Friday, 18 December 2015: 10:50
300 (Moscone South)
Jude Ann Coggon1, Ambre Luguet1, Jean-Pierre Lorand2, Raúl Fonseca3, Ashlea Wainwright1, Peter Appel4, J Elis Hoffmann5 and Geoffrey M Nowell6, (1)University of Bonn, Bonn, Germany, (2)LPGN Laboratoire de Planétologie et Géodynamique de Nantes, Nantes Cedex 03, France, (3)Univeristy of Bonn, Bonn, Germany, (4)Geological Survey of Denmark and Greenland, Petrology and Economic Geology, Copenhagen, Denmark, (5)Free University of Berlin, Berlin, Germany, (6)University of Durham, Durham, United Kingdom
Abstract:
Advances in single-grain and micro- and nano-analytical techniques in recent years have been particularly important to the study of highly siderophile elements (HSE) and have contributed significantly to our knowledge and understanding of their host phases and behaviour. Furthermore, whole-rock- to nano-scale studies provide new perspectives for investigation of HSE isotope systematics. Recent multi-scale 187Re-187Os and 190Pt-186Os studies facilitate comparison, to a previously unattainable degree, of the differing responses of these two decay systems to magmatic and post-magmatic processes. It is well established that mafic-ultramafic melts are sensitive to disturbance of their Re-Os isotope systematics by crustal assimilation, due to the incompatibility and resulting enrichment of Re in crustal lithologies. In contrast the very long half-life and extremely low atomic abundance of 190Pt, combined with relatively low Pt concentrations in crustal rocks, generally render the Pt-Os isotope system insensitive to modification during assimilation. However, using new single chromite grain data (Coggon et al., 2015) from the >3.811 Ga Ujaragssuit nunât layered ultramafic body, Greenland, we show that it is possible to distinguish two distinct episodes of 187Os/188Os modification; Country rock contamination of the parent melt was followed by later metamorphic disturbance of the isotope system. The Pt-Os data (Coggon et al., 2013) from the same samples show no evidence of crustal assimilation, but preserve signatures of mantle melting at ~4.1 Ga as well as disturbance during metamorphism.

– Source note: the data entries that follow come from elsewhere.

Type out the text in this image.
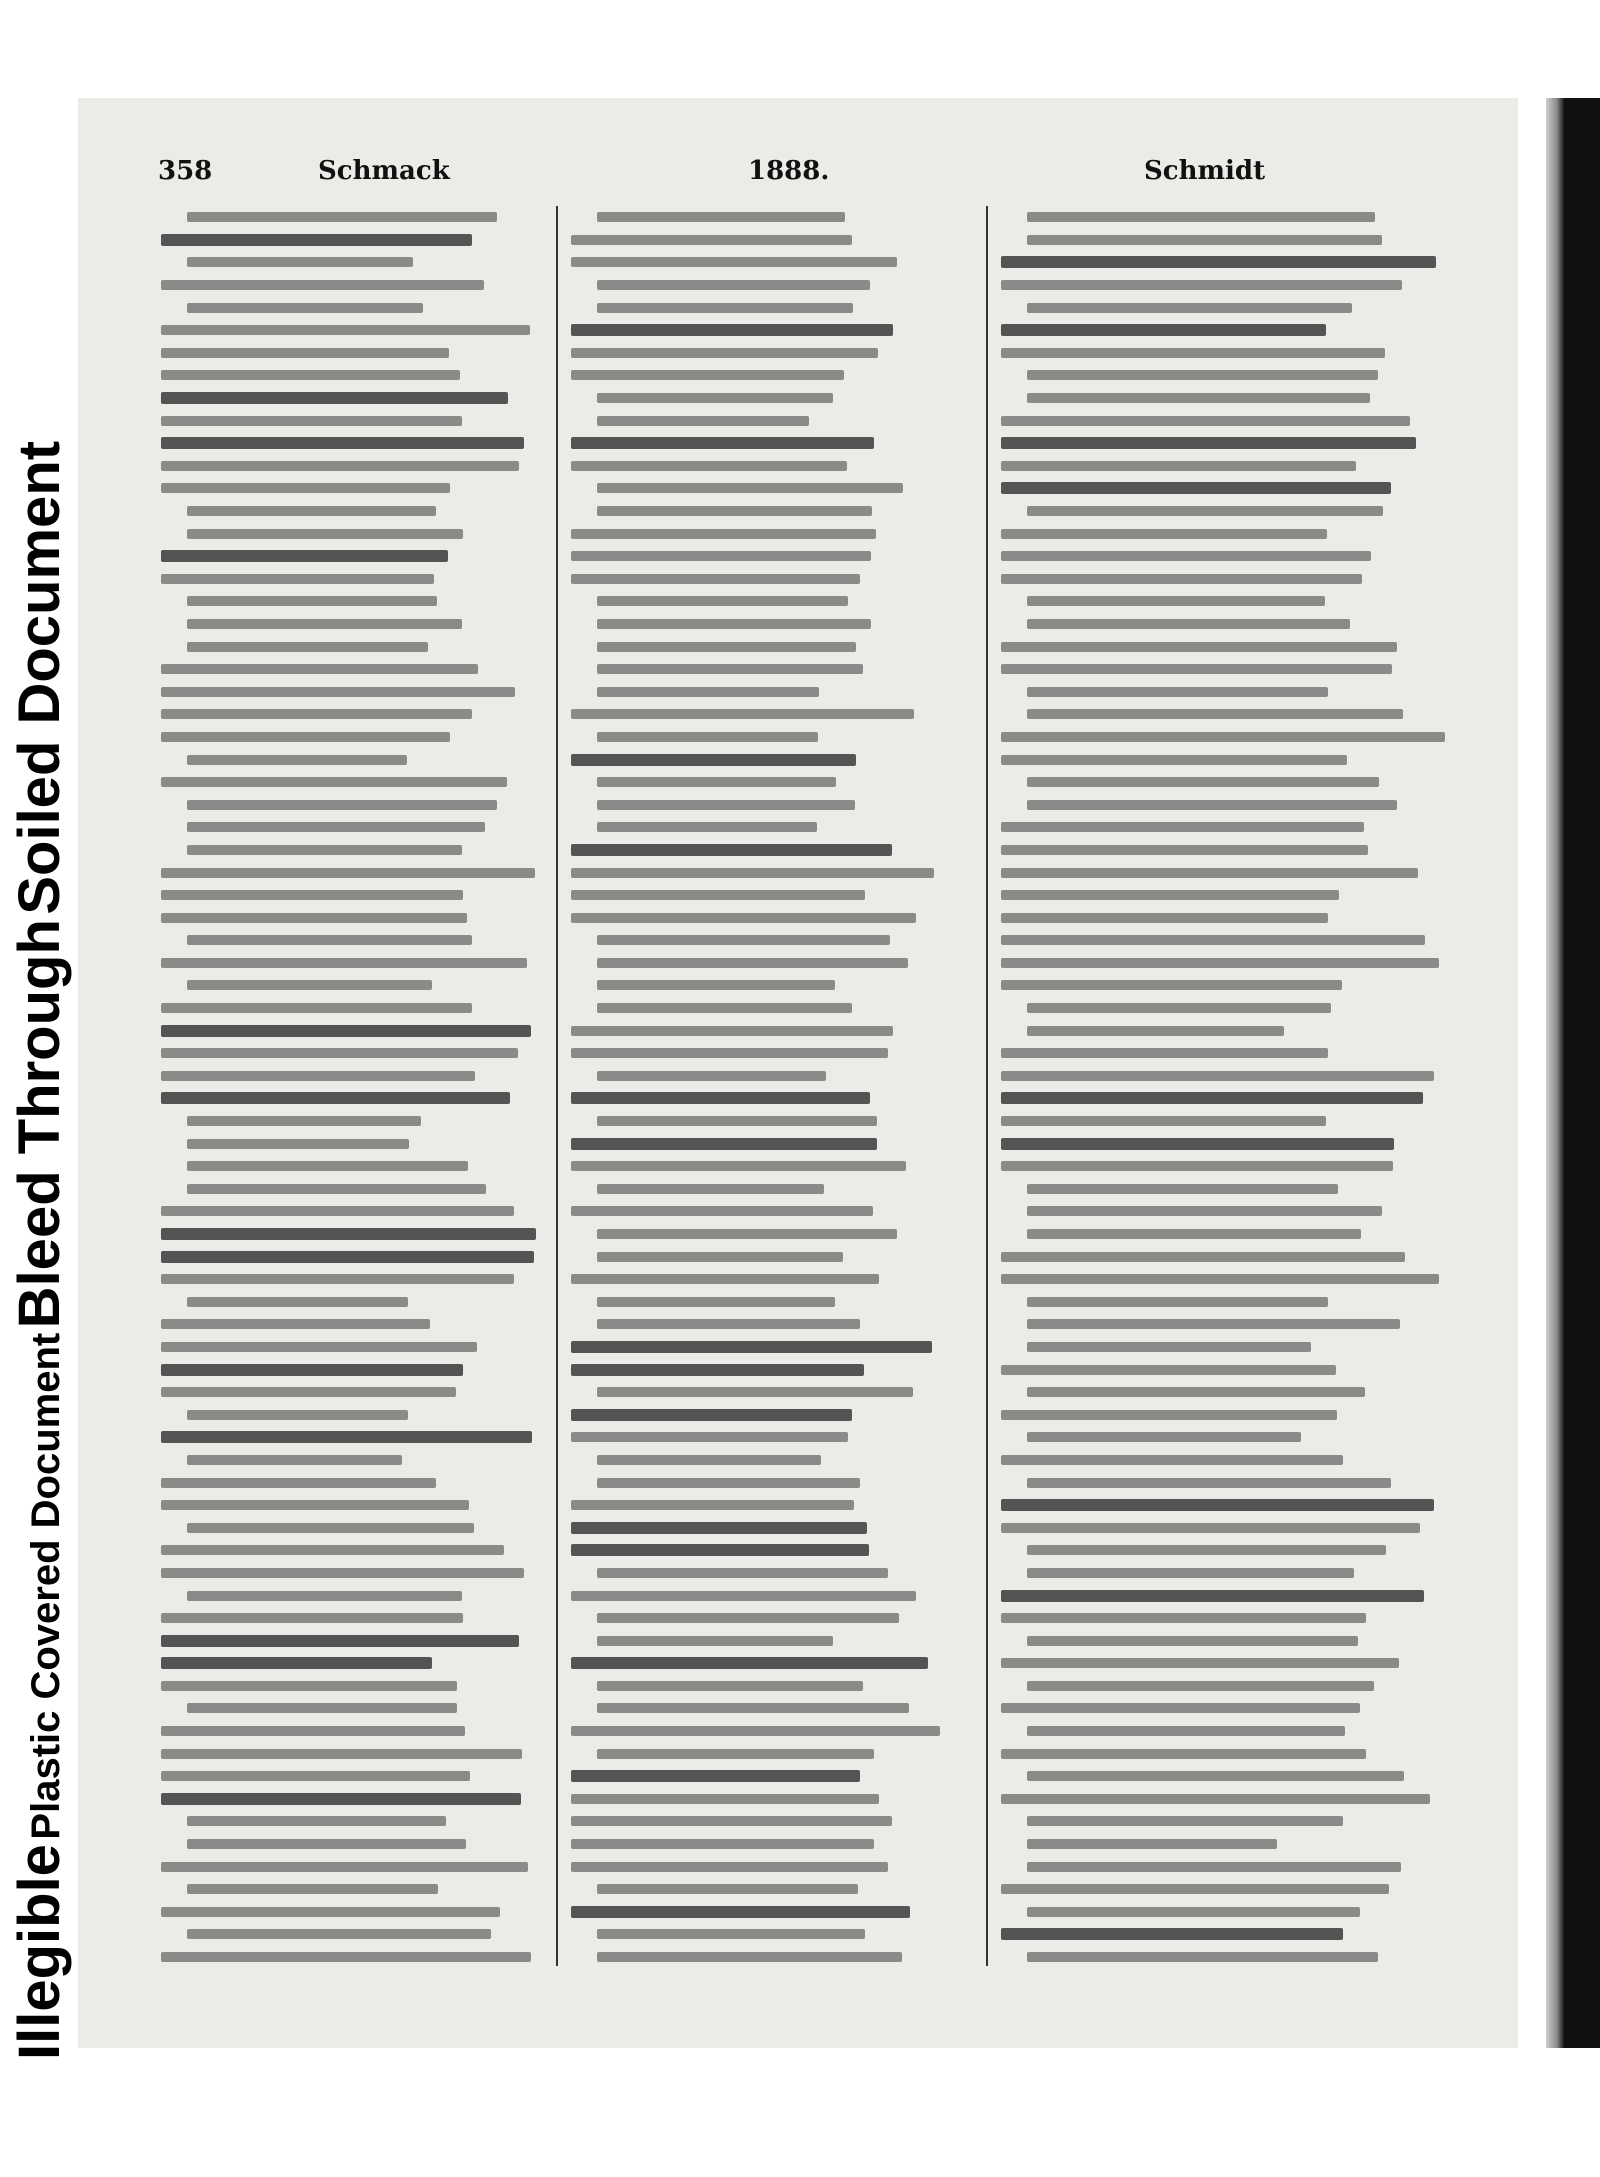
Illegible Plastic Covered Document Bleed Through Soiled Document
358	Schmack	1888.	Schmidt
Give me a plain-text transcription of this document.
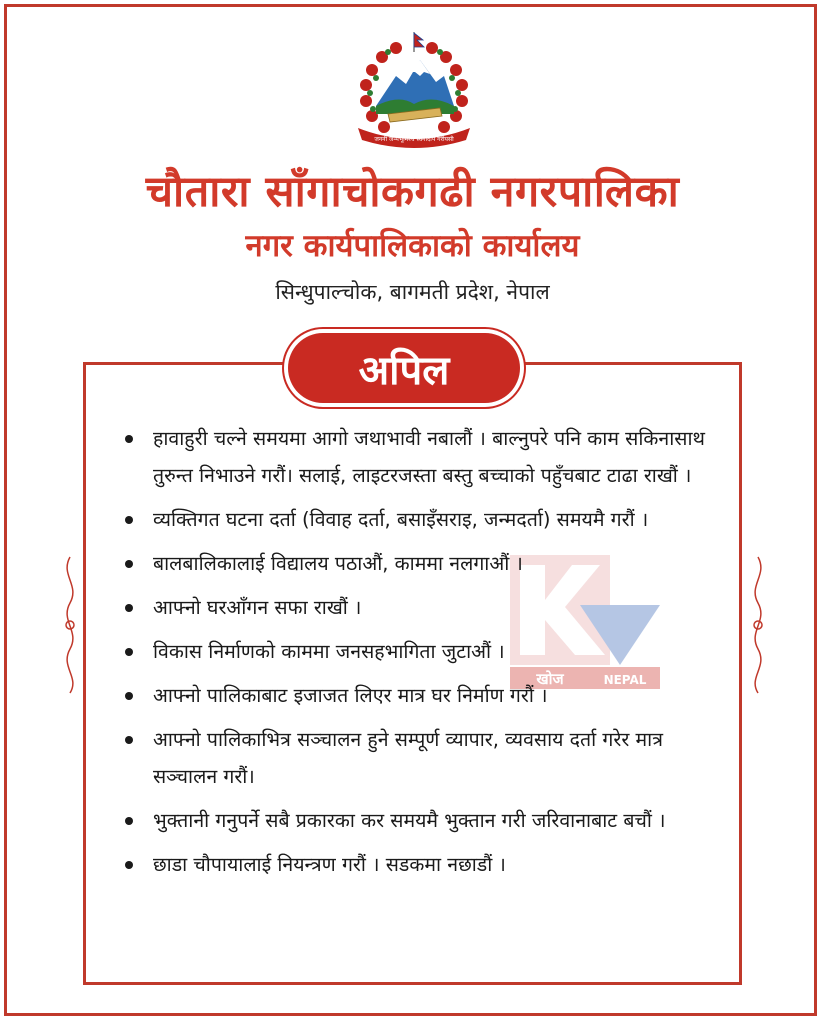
जननी जन्मभूमिश्च स्वर्गादपि गरीयसी
चौतारा साँगाचोकगढी नगरपालिका
नगर कार्यपालिकाको कार्यालय
सिन्धुपाल्चोक, बागमती प्रदेश, नेपाल
खोज	NEPAL
अपिल
हावाहुरी चल्ने समयमा आगो जथाभावी नबालौं । बाल्नुपरे पनि काम सकिनासाथ तुरुन्त निभाउने गरौं। सलाई, लाइटरजस्ता बस्तु बच्चाको पहुँचबाट टाढा राखौं ।
व्यक्तिगत घटना दर्ता (विवाह दर्ता, बसाइँसराइ, जन्मदर्ता) समयमै गरौं ।
बालबालिकालाई विद्यालय पठाऔं, काममा नलगाऔं ।
आफ्नो घरआँगन सफा राखौं ।
विकास निर्माणको काममा जनसहभागिता जुटाऔं ।
आफ्नो पालिकाबाट इजाजत लिएर मात्र घर निर्माण गरौं ।
आफ्नो पालिकाभित्र सञ्चालन हुने सम्पूर्ण व्यापार, व्यवसाय दर्ता गरेर मात्र सञ्चालन गरौं।
भुक्तानी गनुपर्ने सबै प्रकारका कर समयमै भुक्तान गरी जरिवानाबाट बचौं ।
छाडा चौपायालाई नियन्त्रण गरौं । सडकमा नछाडौं ।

Macro- to micro-petrographic study clearly demonstrates that Pt, Re and Os are hosted by different mineral phases, of different origins, in these samples. This, together with the physical parameters of the decay systems reported above, leads to the dissimilar behaviour and response of the 187Re-187Os and 190Pt-186Os isotope systems during both magmatic and post-magmatic processes and consequently the facility for the two decay systems collectively to record a more complete geological history than can be gleaned from one alone, or from study at only one scale.